January 1, 2007

For planning purposes

What: John Locke Foundation & N.C. History Project Headliner Luncheon

When: Noon Tuesday, January 9, 2007

Where: Holiday Inn Brownstone
1707 Hillsborough Street, Raleigh, NC 27605

Price: $15

Who: Historian Jeff Broadwater is author of the recent highly praised biography, George Mason: Forgotten Founder. Broadwater is associate professor of history at Barton College. He holds a law degree from the University of Arkansas and a Ph.D. in American history from Vanderbilt. He is the author of two other books: Eisenhower and the Anti-Communist Crusade, and Adlai Stevenson and American Politics: The Odyssey of a Cold War Liberal.

The John Locke Foundation’s N.C. History Project has invited Broadwater to lead a discussion of the Bill of Rights. He’ll focus on how two of the nation’s most creative Founders understood their handiwork.

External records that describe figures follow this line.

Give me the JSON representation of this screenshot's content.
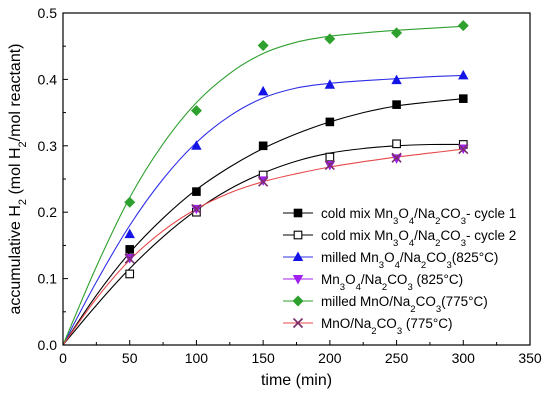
{
  "chart_data": {
    "type": "scatter",
    "title": "",
    "xlabel": "time (min)",
    "ylabel": {
      "parts": [
        {
          "t": "accumulative H",
          "sub": false
        },
        {
          "t": "2",
          "sub": true
        },
        {
          "t": " (mol H",
          "sub": false
        },
        {
          "t": "2",
          "sub": true
        },
        {
          "t": "/mol reactant)",
          "sub": false
        }
      ]
    },
    "xlim": [
      0,
      350
    ],
    "ylim": [
      0,
      0.5
    ],
    "xticks": [
      "0",
      "50",
      "100",
      "150",
      "200",
      "250",
      "300",
      "350"
    ],
    "yticks": [
      "0.0",
      "0.1",
      "0.2",
      "0.3",
      "0.4",
      "0.5"
    ],
    "grid": false,
    "legend_position": "bottom-right",
    "series": [
      {
        "name": "cold mix Mn3O4/Na2CO3- cycle 1",
        "label_parts": [
          {
            "t": "cold mix Mn",
            "sub": false
          },
          {
            "t": "3",
            "sub": true
          },
          {
            "t": "O",
            "sub": false
          },
          {
            "t": "4",
            "sub": true
          },
          {
            "t": "/Na",
            "sub": false
          },
          {
            "t": "2",
            "sub": true
          },
          {
            "t": "CO",
            "sub": false
          },
          {
            "t": "3",
            "sub": true
          },
          {
            "t": "- cycle 1",
            "sub": false
          }
        ],
        "marker": "square-filled",
        "color": "#000000",
        "line_color": "#000000",
        "x": [
          50,
          100,
          150,
          200,
          250,
          300
        ],
        "y": [
          0.144,
          0.231,
          0.3,
          0.336,
          0.362,
          0.371
        ],
        "fit": [
          [
            0,
            0
          ],
          [
            25,
            0.075
          ],
          [
            50,
            0.139
          ],
          [
            75,
            0.191
          ],
          [
            100,
            0.234
          ],
          [
            125,
            0.268
          ],
          [
            150,
            0.296
          ],
          [
            175,
            0.318
          ],
          [
            200,
            0.336
          ],
          [
            225,
            0.35
          ],
          [
            250,
            0.36
          ],
          [
            275,
            0.366
          ],
          [
            300,
            0.371
          ]
        ]
      },
      {
        "name": "cold mix Mn3O4/Na2CO3- cycle 2",
        "label_parts": [
          {
            "t": "cold mix Mn",
            "sub": false
          },
          {
            "t": "3",
            "sub": true
          },
          {
            "t": "O",
            "sub": false
          },
          {
            "t": "4",
            "sub": true
          },
          {
            "t": "/Na",
            "sub": false
          },
          {
            "t": "2",
            "sub": true
          },
          {
            "t": "CO",
            "sub": false
          },
          {
            "t": "3",
            "sub": true
          },
          {
            "t": "- cycle 2",
            "sub": false
          }
        ],
        "marker": "square-open",
        "color": "#000000",
        "line_color": "#000000",
        "x": [
          50,
          100,
          150,
          200,
          250,
          300
        ],
        "y": [
          0.107,
          0.2,
          0.256,
          0.283,
          0.303,
          0.302
        ],
        "fit": [
          [
            0,
            0
          ],
          [
            25,
            0.06
          ],
          [
            50,
            0.115
          ],
          [
            75,
            0.163
          ],
          [
            100,
            0.203
          ],
          [
            125,
            0.235
          ],
          [
            150,
            0.259
          ],
          [
            175,
            0.277
          ],
          [
            200,
            0.289
          ],
          [
            225,
            0.296
          ],
          [
            250,
            0.3
          ],
          [
            275,
            0.302
          ],
          [
            300,
            0.302
          ]
        ]
      },
      {
        "name": "milled Mn3O4/Na2CO3(825°C)",
        "label_parts": [
          {
            "t": "milled Mn",
            "sub": false
          },
          {
            "t": "3",
            "sub": true
          },
          {
            "t": "O",
            "sub": false
          },
          {
            "t": "4",
            "sub": true
          },
          {
            "t": "/Na",
            "sub": false
          },
          {
            "t": "2",
            "sub": true
          },
          {
            "t": "CO",
            "sub": false
          },
          {
            "t": "3",
            "sub": true
          },
          {
            "t": "(825°C)",
            "sub": false
          }
        ],
        "marker": "triangle-up",
        "color": "#1414e6",
        "line_color": "#2f2fe8",
        "x": [
          50,
          100,
          150,
          200,
          250,
          300
        ],
        "y": [
          0.167,
          0.3,
          0.382,
          0.392,
          0.399,
          0.406
        ],
        "fit": [
          [
            0,
            0
          ],
          [
            25,
            0.095
          ],
          [
            50,
            0.18
          ],
          [
            75,
            0.25
          ],
          [
            100,
            0.305
          ],
          [
            125,
            0.345
          ],
          [
            150,
            0.372
          ],
          [
            175,
            0.387
          ],
          [
            200,
            0.394
          ],
          [
            225,
            0.398
          ],
          [
            250,
            0.401
          ],
          [
            275,
            0.404
          ],
          [
            300,
            0.406
          ]
        ]
      },
      {
        "name": "Mn3O4/Na2CO3 (825°C)",
        "label_parts": [
          {
            "t": "Mn",
            "sub": false
          },
          {
            "t": "3",
            "sub": true
          },
          {
            "t": "O",
            "sub": false
          },
          {
            "t": "4",
            "sub": true
          },
          {
            "t": "/Na",
            "sub": false
          },
          {
            "t": "2",
            "sub": true
          },
          {
            "t": "CO",
            "sub": false
          },
          {
            "t": "3",
            "sub": true
          },
          {
            "t": " (825°C)",
            "sub": false
          }
        ],
        "marker": "triangle-down",
        "color": "#a020f0",
        "line_color": "#a020f0",
        "x": [
          50,
          100,
          150,
          200,
          250,
          300
        ],
        "y": [
          0.131,
          0.205,
          0.248,
          0.271,
          0.281,
          0.296
        ],
        "fit": []
      },
      {
        "name": "milled MnO/Na2CO3(775°C)",
        "label_parts": [
          {
            "t": "milled MnO/Na",
            "sub": false
          },
          {
            "t": "2",
            "sub": true
          },
          {
            "t": "CO",
            "sub": false
          },
          {
            "t": "3",
            "sub": true
          },
          {
            "t": "(775°C)",
            "sub": false
          }
        ],
        "marker": "diamond",
        "color": "#2ea02e",
        "line_color": "#2ea02e",
        "x": [
          50,
          100,
          150,
          200,
          250,
          300
        ],
        "y": [
          0.215,
          0.353,
          0.451,
          0.461,
          0.47,
          0.481
        ],
        "fit": [
          [
            0,
            0
          ],
          [
            25,
            0.118
          ],
          [
            50,
            0.222
          ],
          [
            75,
            0.303
          ],
          [
            100,
            0.365
          ],
          [
            125,
            0.409
          ],
          [
            150,
            0.439
          ],
          [
            175,
            0.456
          ],
          [
            200,
            0.465
          ],
          [
            225,
            0.47
          ],
          [
            250,
            0.474
          ],
          [
            275,
            0.477
          ],
          [
            300,
            0.48
          ]
        ]
      },
      {
        "name": "MnO/Na2CO3 (775°C)",
        "label_parts": [
          {
            "t": "MnO/Na",
            "sub": false
          },
          {
            "t": "2",
            "sub": true
          },
          {
            "t": "CO",
            "sub": false
          },
          {
            "t": "3",
            "sub": true
          },
          {
            "t": " (775°C)",
            "sub": false
          }
        ],
        "marker": "x",
        "color": "#7b2e6b",
        "line_color": "#e8484a",
        "x": [
          50,
          100,
          150,
          200,
          250,
          300
        ],
        "y": [
          0.13,
          0.205,
          0.246,
          0.271,
          0.282,
          0.295
        ],
        "fit": [
          [
            0,
            0
          ],
          [
            25,
            0.07
          ],
          [
            50,
            0.128
          ],
          [
            75,
            0.172
          ],
          [
            100,
            0.205
          ],
          [
            125,
            0.229
          ],
          [
            150,
            0.246
          ],
          [
            175,
            0.258
          ],
          [
            200,
            0.268
          ],
          [
            225,
            0.276
          ],
          [
            250,
            0.283
          ],
          [
            275,
            0.289
          ],
          [
            300,
            0.295
          ]
        ]
      }
    ]
  }
}
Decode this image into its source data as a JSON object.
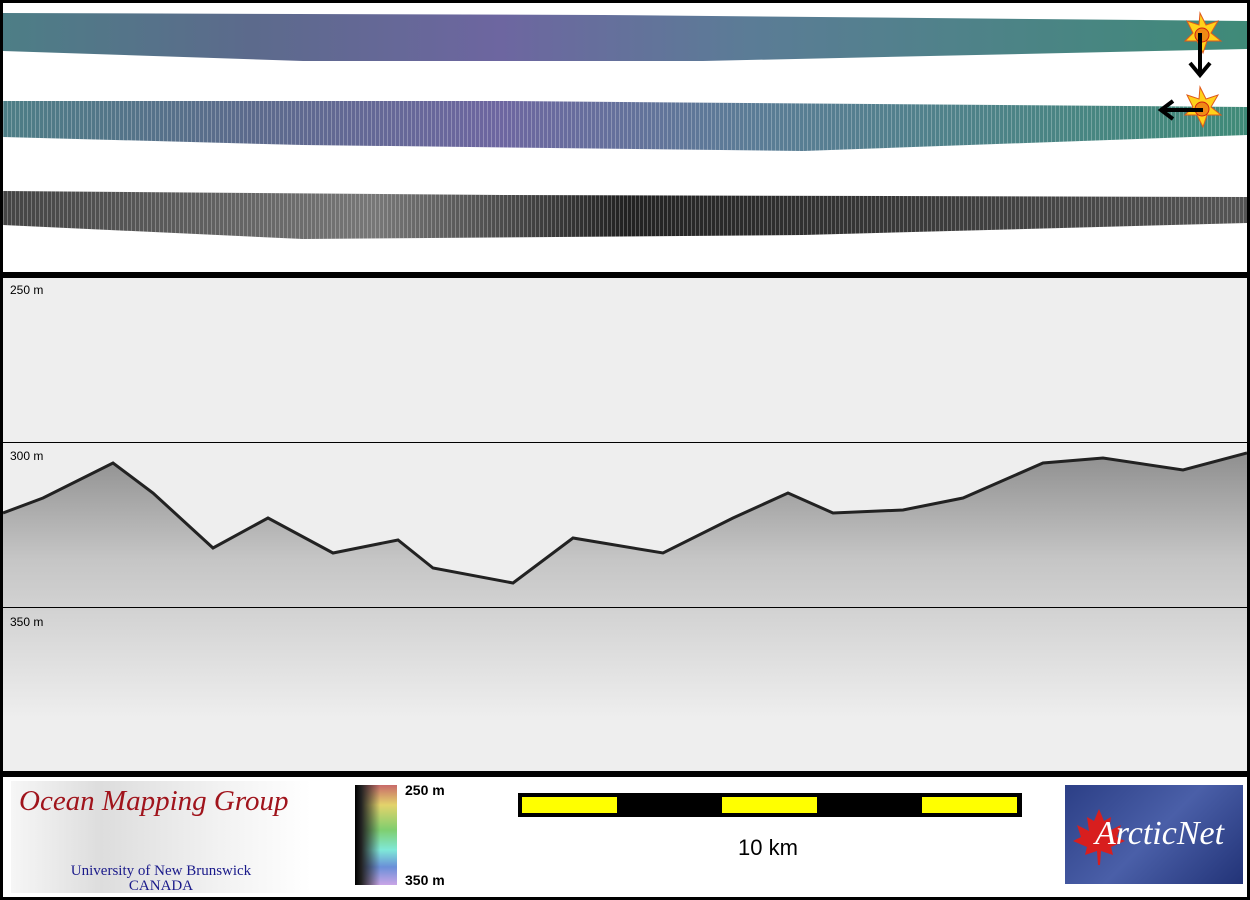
{
  "backscatter_panel": {
    "markers": [
      "sun-marker-start",
      "sun-marker-turn"
    ],
    "colors": {
      "strip_mosaic": "#4f8a7e",
      "strip_mid": "#6f6aa0"
    }
  },
  "profile_panel": {
    "depth_labels": [
      "250 m",
      "300 m",
      "350 m"
    ]
  },
  "footer": {
    "omg_logo": {
      "title": "Ocean Mapping Group",
      "line1": "University of New Brunswick",
      "line2": "CANADA"
    },
    "colorbar": {
      "top_label": "250 m",
      "bottom_label": "350 m"
    },
    "scale_bar": {
      "label": "10 km",
      "color": "#ffff00"
    },
    "arcticnet_logo": {
      "text": "ArcticNet"
    }
  }
}
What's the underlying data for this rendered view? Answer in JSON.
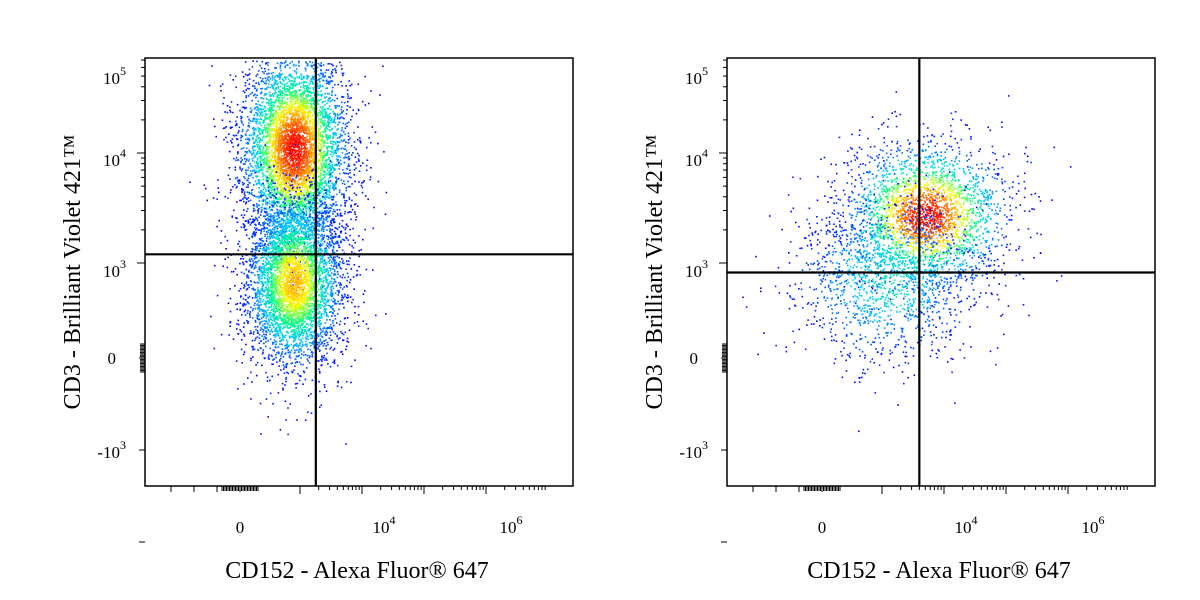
{
  "chart_data": [
    {
      "type": "scatter",
      "subtype": "flow-cytometry density dot plot (pseudocolor), biexponential axes",
      "xlabel": "CD152 - Alexa Fluor® 647",
      "ylabel": "CD3 - Brilliant Violet 421™",
      "x_ticks": [
        {
          "base": "0",
          "exp": "",
          "value": 0
        },
        {
          "base": "10",
          "exp": "4",
          "value": 10000
        },
        {
          "base": "10",
          "exp": "6",
          "value": 1000000
        }
      ],
      "y_ticks": [
        {
          "base": "10",
          "exp": "5",
          "value": 100000
        },
        {
          "base": "10",
          "exp": "4",
          "value": 10000
        },
        {
          "base": "10",
          "exp": "3",
          "value": 1000
        },
        {
          "base": "0",
          "exp": "",
          "value": 0
        },
        {
          "base": "-10",
          "exp": "3",
          "value": -1000
        }
      ],
      "xlim": [
        -3000,
        10000000
      ],
      "ylim": [
        -2500,
        120000
      ],
      "x_scale": "biexponential",
      "y_scale": "biexponential",
      "quadrant_gate": {
        "x": 1800,
        "y": 1200
      },
      "populations": [
        {
          "name": "",
          "center": {
            "x": 500,
            "y": 11000
          },
          "relative_size": 1.0,
          "peak_density": "high"
        },
        {
          "name": "",
          "center": {
            "x": 500,
            "y": 250
          },
          "relative_size": 0.9,
          "peak_density": "medium"
        }
      ],
      "grid": false,
      "legend": "none",
      "density_colors": [
        "#0000ff",
        "#00c8ff",
        "#00ff80",
        "#ffff00",
        "#ff8000",
        "#ff0000"
      ]
    },
    {
      "type": "scatter",
      "subtype": "flow-cytometry density dot plot (pseudocolor), biexponential axes",
      "xlabel": "CD152 - Alexa Fluor® 647",
      "ylabel": "CD3 - Brilliant Violet 421™",
      "x_ticks": [
        {
          "base": "0",
          "exp": "",
          "value": 0
        },
        {
          "base": "10",
          "exp": "4",
          "value": 10000
        },
        {
          "base": "10",
          "exp": "6",
          "value": 1000000
        }
      ],
      "y_ticks": [
        {
          "base": "10",
          "exp": "5",
          "value": 100000
        },
        {
          "base": "10",
          "exp": "4",
          "value": 10000
        },
        {
          "base": "10",
          "exp": "3",
          "value": 1000
        },
        {
          "base": "0",
          "exp": "",
          "value": 0
        },
        {
          "base": "-10",
          "exp": "3",
          "value": -1000
        }
      ],
      "xlim": [
        -3000,
        10000000
      ],
      "ylim": [
        -2500,
        120000
      ],
      "x_scale": "biexponential",
      "y_scale": "biexponential",
      "quadrant_gate": {
        "x": 4000,
        "y": 500
      },
      "populations": [
        {
          "name": "",
          "center": {
            "x": 5000,
            "y": 2700
          },
          "relative_size": 1.0,
          "peak_density": "high"
        },
        {
          "name": "",
          "center": {
            "x": 1200,
            "y": 300
          },
          "relative_size": 0.35,
          "peak_density": "low"
        }
      ],
      "grid": false,
      "legend": "none",
      "density_colors": [
        "#0000ff",
        "#00c8ff",
        "#00ff80",
        "#ffff00",
        "#ff8000",
        "#ff0000"
      ]
    }
  ]
}
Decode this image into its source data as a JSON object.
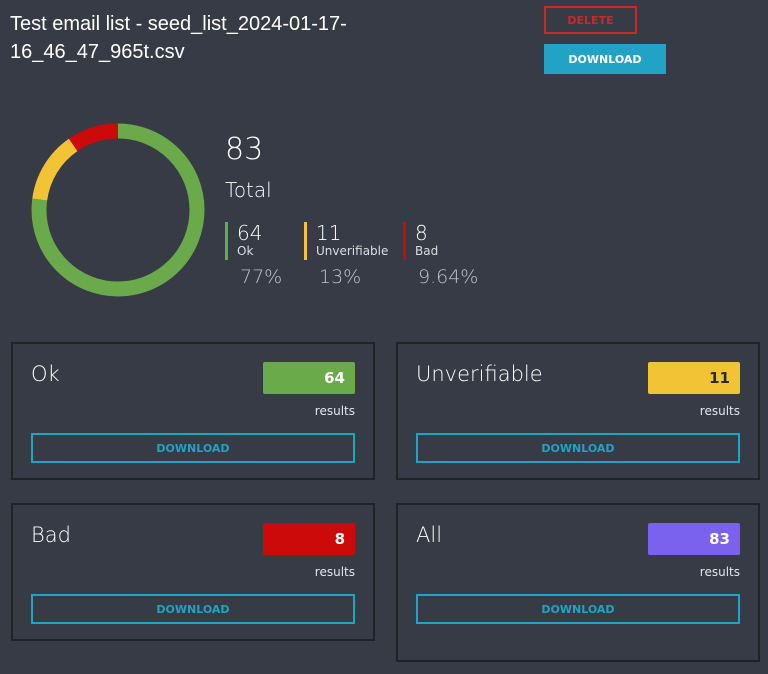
{
  "header": {
    "title": "Test email list - seed_list_2024-01-17-16_46_47_965t.csv",
    "delete_button": "DELETE",
    "download_button": "DOWNLOAD"
  },
  "summary": {
    "total": 83,
    "total_label": "Total",
    "stats": [
      {
        "count": 64,
        "name": "Ok",
        "percent": "77%",
        "color": "#6aaa4b"
      },
      {
        "count": 11,
        "name": "Unverifiable",
        "percent": "13%",
        "color": "#f2c335"
      },
      {
        "count": 8,
        "name": "Bad",
        "percent": "9.64%",
        "color": "#cc0a0a"
      }
    ]
  },
  "cards": [
    {
      "title": "Ok",
      "count": 64,
      "unit": "results",
      "button": "DOWNLOAD",
      "color": "#6aaa4b",
      "text_color": "#ffffff"
    },
    {
      "title": "Unverifiable",
      "count": 11,
      "unit": "results",
      "button": "DOWNLOAD",
      "color": "#f2c335",
      "text_color": "#2a2a2a"
    },
    {
      "title": "Bad",
      "count": 8,
      "unit": "results",
      "button": "DOWNLOAD",
      "color": "#cc0a0a",
      "text_color": "#ffffff"
    },
    {
      "title": "All",
      "count": 83,
      "unit": "results",
      "button": "DOWNLOAD",
      "color": "#7a62ee",
      "text_color": "#ffffff"
    }
  ]
}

George Mason was one of the nation’s most influential Founding Fathers and one of the most frequent speakers at the Constitutional Convention. But he refused to sign the Constitution, in large part because it did not contain a Bill of Rights.

James Madison wrote the Bill of Rights in 1789. It was heavily influenced by Mason’s Virginia Declaration of Rights, written in 1776. In writing the Virginia Declaration of Rights, Mason set a precedent: a constitution should safeguard fundamental human freedoms. As a member the first federal Congress, Madison pushed the Bill of Rights through a reluctant House of Representatives.